Le richieste abrogative che li riguardano sono perciò disomogenee e suscettibili di risposte diverse. Infatti, il votante potrebbe volere l’abrogazione del Decreto citato, rifiutando le innovazioni apportate dallo stesso all’art. 18, senza però volere allo stesso tempo anche la sua estensione nei termini sopra esposti.


Il secondo quesito posto all’attenzione della Corte era riferito all’abrogazione di parte dell’art. 29.2, del D. Lgs. 276/03, che disciplina la responsabilità solidale di committente, appaltatore ed eventuali subappaltatori (rispetto a questi ultimi soltanto nel limite, decadenziale, di due anni dalla cessazione dell’appalto) per i crediti retributivi, previdenziali e assicurativi dei lavoratori impiegati in appalti di opere o di servizi.


La Corte con la sentenza n. 27/2017 ha dichiarato ammissibile il quesito in quanto caratterizzato dai requisiti di chiarezza, univocità e omogeneità richiesti dalla propria giurisprudenza ai fini dell’ammissibilità.


Il quesito riguarda infatti un unico istituto giuridico (la responsabilità solidale negli appalti a tutela dei lavoratori in essi impiegati), interamente disciplinato dal comma in questione, e propone l’eliminazione di due corpi di disposizioni autonome.


L’abrogazione riguarda la deroga, oggi concessa alla contrattazione collettiva, in ordine al regime di responsabilità solidale e la disciplina processuale dell’azione esperibile dal lavoratore. Il tutto, lasciando in vigore la disciplina sostanziale della responsabilità solidale negli appalti, comprensiva degli obblighi tributari e dell’azione di regresso del committente.


Quindi, il votante, è posto davanti ad un quesito chiaro ed univoco, che incide su profili accessori e non essenziali rispetto alla disciplina della solidarietà per le obbligazioni relative a crediti maturati dal prestatore impiegato nell’appalto (che risponde alle regole generali di cui agli artt. 1292 e seguenti del codice civile.


Il terzo quesito posto all’attenzione della Corte è volto all’abrogazione degli artt. 48 e 49 del D. Lgs. 185/16 in materia di lavoro accessorio e dell’art. 50 del D.Lgs. 81/15 relativo di disciplina dei “voucher”.


Il quesito è stato dichiarato ammissibile. La Corte, nella sentenza n. 28/2017 , ha ritenuto che il quesito non riguarda disposizioni “costituzionalmente necessarie”, in quanto relativo alla materia del lavoro occasionale, che deve trovare obbligatoriamente una disciplina normativa.
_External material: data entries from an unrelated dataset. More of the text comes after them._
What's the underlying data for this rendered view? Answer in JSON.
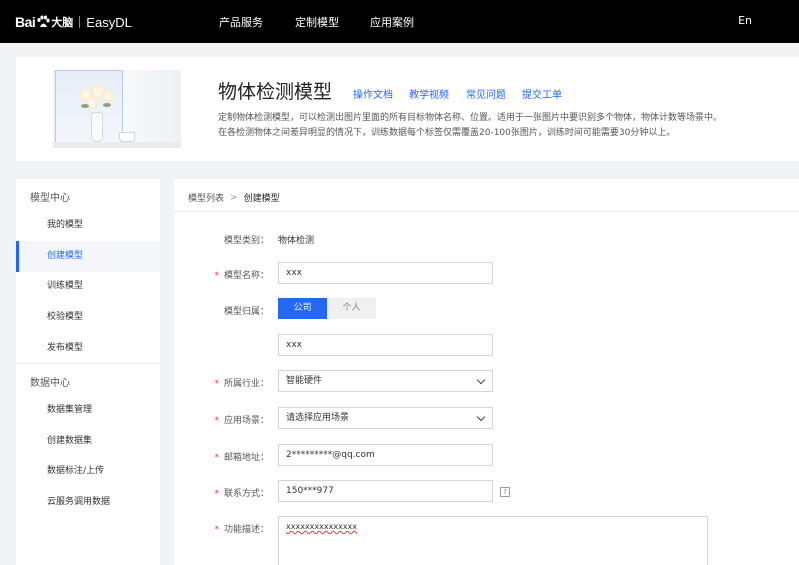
{
  "nav": {
    "logo_bai": "Bai",
    "logo_du": "大脑",
    "logo_product": "EasyDL",
    "items": [
      "产品服务",
      "定制模型",
      "应用案例"
    ],
    "lang": "En"
  },
  "banner": {
    "title": "物体检测模型",
    "links": [
      "操作文档",
      "教学视频",
      "常见问题",
      "提交工单"
    ],
    "desc_line1": "定制物体检测模型，可以检测出图片里面的所有目标物体名称、位置。适用于一张图片中要识别多个物体，物体计数等场景中。",
    "desc_line2": "在各检测物体之间差异明显的情况下，训练数据每个标签仅需覆盖20-100张图片，训练时间可能需要30分钟以上。"
  },
  "sidebar": {
    "group1": "模型中心",
    "group1_items": [
      "我的模型",
      "创建模型",
      "训练模型",
      "校验模型",
      "发布模型"
    ],
    "group2": "数据中心",
    "group2_items": [
      "数据集管理",
      "创建数据集",
      "数据标注/上传",
      "云服务调用数据"
    ],
    "active_index": 1
  },
  "breadcrumb": {
    "parent": "模型列表",
    "separator": ">",
    "current": "创建模型"
  },
  "form": {
    "type_label": "模型类别：",
    "type_value": "物体检测",
    "name_label": "模型名称：",
    "name_value": "xxx",
    "owner_label": "模型归属：",
    "owner_options": [
      "公司",
      "个人"
    ],
    "owner_selected": "公司",
    "company_value": "xxx",
    "industry_label": "所属行业：",
    "industry_value": "智能硬件",
    "scene_label": "应用场景：",
    "scene_placeholder": "请选择应用场景",
    "email_label": "邮箱地址：",
    "email_value": "2*********@qq.com",
    "phone_label": "联系方式：",
    "phone_value": "150***977",
    "help_glyph": "?",
    "desc_label": "功能描述：",
    "desc_value": "xxxxxxxxxxxxxxx",
    "required_mark": "*"
  },
  "colors": {
    "accent": "#2468f2",
    "required": "#e4393c",
    "nav_bg": "#000000",
    "page_bg": "#f2f3f5"
  }
}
Secondo la Corte, l’evoluzione dell’istituto, nel superare i caratteri di occasionalità dell’esigenza lavorativa per la quale era sorto, lo ha reso alternativo a tipologie regolate da altri strumenti e, quindi non necessario.
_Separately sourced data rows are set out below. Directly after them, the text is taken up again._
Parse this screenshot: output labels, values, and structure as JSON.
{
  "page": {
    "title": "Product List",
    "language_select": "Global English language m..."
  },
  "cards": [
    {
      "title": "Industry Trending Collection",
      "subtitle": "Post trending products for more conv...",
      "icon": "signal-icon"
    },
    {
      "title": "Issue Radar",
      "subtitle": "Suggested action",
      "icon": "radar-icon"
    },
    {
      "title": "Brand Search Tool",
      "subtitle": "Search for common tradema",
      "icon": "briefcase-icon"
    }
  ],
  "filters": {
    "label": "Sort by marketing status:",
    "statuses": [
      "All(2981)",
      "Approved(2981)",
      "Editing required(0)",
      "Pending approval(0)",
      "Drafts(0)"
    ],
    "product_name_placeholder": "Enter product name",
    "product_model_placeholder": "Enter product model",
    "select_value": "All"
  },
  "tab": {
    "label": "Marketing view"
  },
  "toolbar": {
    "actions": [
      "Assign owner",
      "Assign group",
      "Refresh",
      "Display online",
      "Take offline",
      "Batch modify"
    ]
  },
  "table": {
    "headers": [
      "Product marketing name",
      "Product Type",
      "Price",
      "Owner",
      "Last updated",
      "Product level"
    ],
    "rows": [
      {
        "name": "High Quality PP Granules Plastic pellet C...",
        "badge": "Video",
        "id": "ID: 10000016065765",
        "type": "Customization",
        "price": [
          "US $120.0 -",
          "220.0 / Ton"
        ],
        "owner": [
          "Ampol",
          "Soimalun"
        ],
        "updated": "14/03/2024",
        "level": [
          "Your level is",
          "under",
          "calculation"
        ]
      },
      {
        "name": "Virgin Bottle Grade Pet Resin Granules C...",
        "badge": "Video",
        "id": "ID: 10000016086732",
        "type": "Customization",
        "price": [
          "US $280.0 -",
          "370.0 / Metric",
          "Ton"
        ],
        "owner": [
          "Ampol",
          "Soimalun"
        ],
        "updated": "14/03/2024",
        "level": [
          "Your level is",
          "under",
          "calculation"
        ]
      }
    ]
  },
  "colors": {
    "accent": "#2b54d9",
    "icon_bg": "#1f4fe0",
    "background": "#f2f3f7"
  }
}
Infine, il quesito rispetta anche le indicazioni della propria giurisprudenza sulla sua necessaria chiarezza, omogeneità e univocità.

Nello specifico, secondo la Corte, “non vi sono dubbi in ordine al fatto che la domanda proposta (…), sia espressione di una matrice razionalmente unitaria, essendo l’intento referendario quello di abrogare nella sua interezza l’attuale disciplina del «lavoro accessorio»”.